The image of a victorious leader, merciless with the defeated infidel and feared by his foes, worked wonders for Muhammad. On January 12, 630, he marched into Mecca in triumph, having violated the ten-year truce of Hudaybiyya signed two years before. Predictably, the violation was condoned by Allah (60:10). Ever since, the view of Islamic jurists has been that truces with the infidel could only be temporary and that their only permissible objective is to enable the Muslim side to gain strength for a new onslaught.

Muhammad’s progression from a marginalized outsider to a master of life and death produced a transformation of his personality in the decade preceding his death in 633. Allah was invoked as the authority supporting the prophet’s daily political objectives and his personal needs. Nowhere was this more obvious than when it came to his exaggerated sensuality. Contrary to his own regulations, he had at least 15 wives.

The youngest was Aisha, who was seven years old and “with the dolls” when Muhammad (44 years her senior) “married” her. Two years later, when she was 9 and he, 53, Muhammad consummated the liaison—i.e., raped the little girl. Some years later, he came up with a Koranic verse approving his nightly trysts with an Egyptian slave girl and admonishing his jealous wives for their objections to the practice (66:1-3). Allah’s revelation also enabled Muhammad to take his daughter-in-law Zainab as a wife when he lusted after her (36:37).

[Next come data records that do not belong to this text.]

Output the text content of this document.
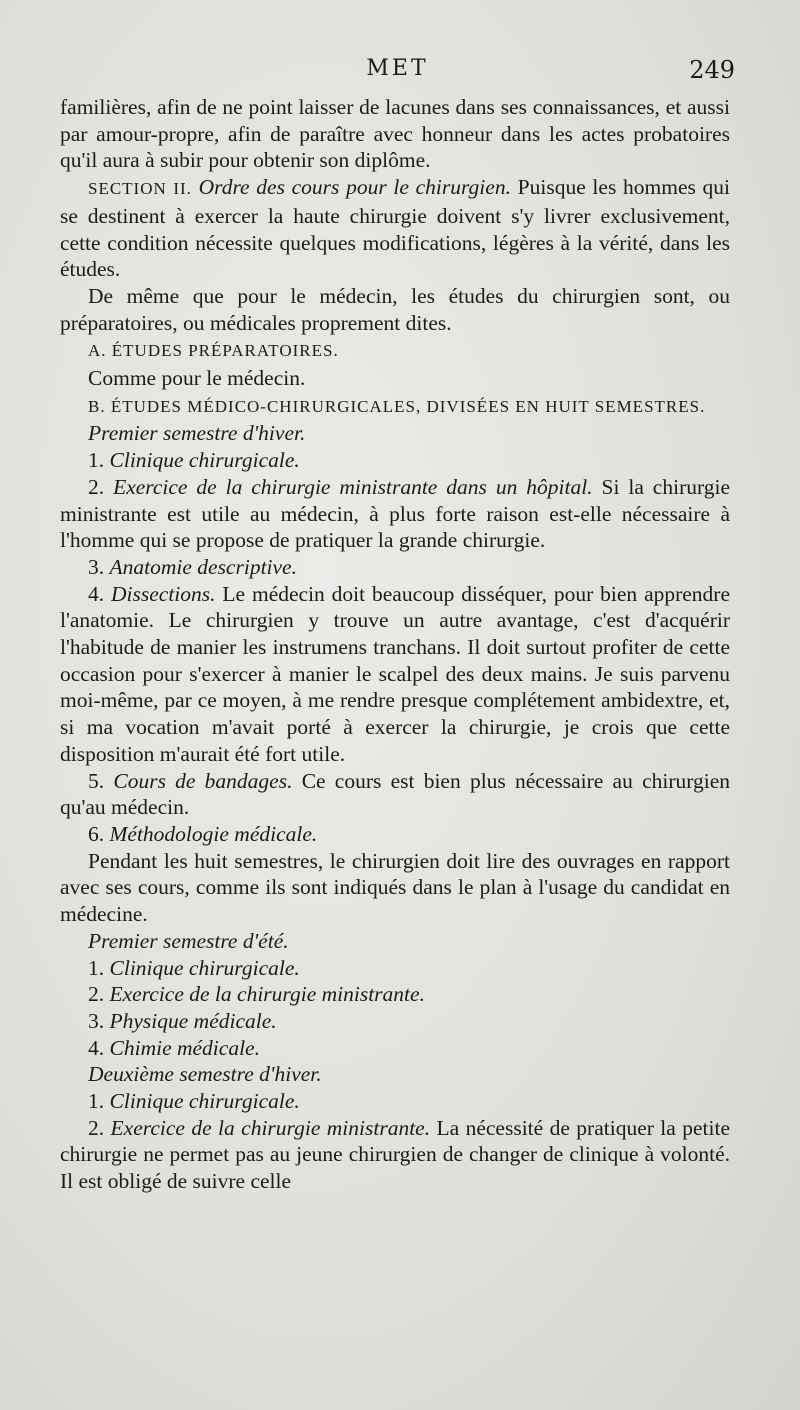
MET	249

familières, afin de ne point laisser de lacunes dans ses connaissances, et aussi par amour-propre, afin de paraître avec honneur dans les actes probatoires qu'il aura à subir pour obtenir son diplôme.

SECTION II. Ordre des cours pour le chirurgien. Puisque les hommes qui se destinent à exercer la haute chirurgie doivent s'y livrer exclusivement, cette condition nécessite quelques modifications, légères à la vérité, dans les études.

De même que pour le médecin, les études du chirurgien sont, ou préparatoires, ou médicales proprement dites.

A. ÉTUDES PRÉPARATOIRES.

Comme pour le médecin.

B. ÉTUDES MÉDICO-CHIRURGICALES, DIVISÉES EN HUIT SEMESTRES.

Premier semestre d'hiver.

1. Clinique chirurgicale.

2. Exercice de la chirurgie ministrante dans un hôpital. Si la chirurgie ministrante est utile au médecin, à plus forte raison est-elle nécessaire à l'homme qui se propose de pratiquer la grande chirurgie.

3. Anatomie descriptive.

4. Dissections. Le médecin doit beaucoup disséquer, pour bien apprendre l'anatomie. Le chirurgien y trouve un autre avantage, c'est d'acquérir l'habitude de manier les instrumens tranchans. Il doit surtout profiter de cette occasion pour s'exercer à manier le scalpel des deux mains. Je suis parvenu moi-même, par ce moyen, à me rendre presque complétement ambidextre, et, si ma vocation m'avait porté à exercer la chirurgie, je crois que cette disposition m'aurait été fort utile.

5. Cours de bandages. Ce cours est bien plus nécessaire au chirurgien qu'au médecin.

6. Méthodologie médicale.

Pendant les huit semestres, le chirurgien doit lire des ouvrages en rapport avec ses cours, comme ils sont indiqués dans le plan à l'usage du candidat en médecine.

Premier semestre d'été.

1. Clinique chirurgicale.

2. Exercice de la chirurgie ministrante.

3. Physique médicale.

4. Chimie médicale.

Deuxième semestre d'hiver.

1. Clinique chirurgicale.

2. Exercice de la chirurgie ministrante. La nécessité de pratiquer la petite chirurgie ne permet pas au jeune chirurgien de changer de clinique à volonté. Il est obligé de suivre celle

Many commands of the Koran and Muhammad’s actions and words recorded in the hadith are morally abhorrent and criminal by the standards of our time. But even in the context of seventh-century Arabia, they were often considered repugnant. Muhammad had to resort to “revelations” as a means of justifying his actions and suppressing the prevalent moral code of his own society. Attacking caravans in the holy month, taking up arms against his kinsmen, slaughtering prisoners, reserving the lion’s share of the booty, murdering people without provocation, violating treaties, and indulging his sensual passions—these actions were at odds with the moral standards of his Arab contemporaries. Only the ultimate authority could sanction it, and Allah duly obliged.

Muhammad’s practice and constant encouragement of bloodshed are unique in the history of religions. Allah’s order to “kill the unbelievers wherever you find them” is an injunction both powerful and unambiguous. The word genocide had not yet been coined when Muhammad conveyed Allah’s alleged dictum, “When we decide to destroy a population . . . then we destroy them utterly” (17:16- 17). Disobedient people “we utterly destroyed” (21:11).

That Islam sees the world as an open-ended conflict between the House of Peace (Dar al-Islam) and the House of War (Dar al-Harb), which must be conquered by jihad, is the most important bequest of Muhammad to history. The end of jihad is possible only when “justice and faith in Allah” prevail everywhere (2:193). Muhammad thus postulated the fundamental illegitimacy of the existence of a non-Muslim world. Muslims could contemplate tactical cease-fires but could never completely abandon their swords short of the unbelievers’ abject submission.

On its own admission, Islam stands or falls with the person of Muhammad, a deeply flawed man by the standards of his own society, as well as those of the Old and New Testaments, both of which he acknowledged as divine revelation—and even by the new law, of which he claimed to be the divinely appointed medium and custodian.

The problem of Islam, and the problem of the rest of the world with Islam, is not the remarkable career of Muhammad per se, as he was undoubtedly a “great man” in terms of his impact on human history. It is the religion’s claim that the words and acts of its prophet provide the universally valid standard of morality for all time and all men.

My judgment on Muhammad rests on the evidence of his followers and faithful admirers—and those who rage against the Danish cartoons can scarcely complain if, even on such evidence, the verdict of the civilized world goes against their “prophet.” That verdict, once it is passed—and it will be passed—will make the gentle mockery of Muhammad in those cartoons appear as inappropriate as it would be inappropriate today to lampoon Hitler for his out-of-wedlock liaison with Eva Braun, or for his inability to control flatulence.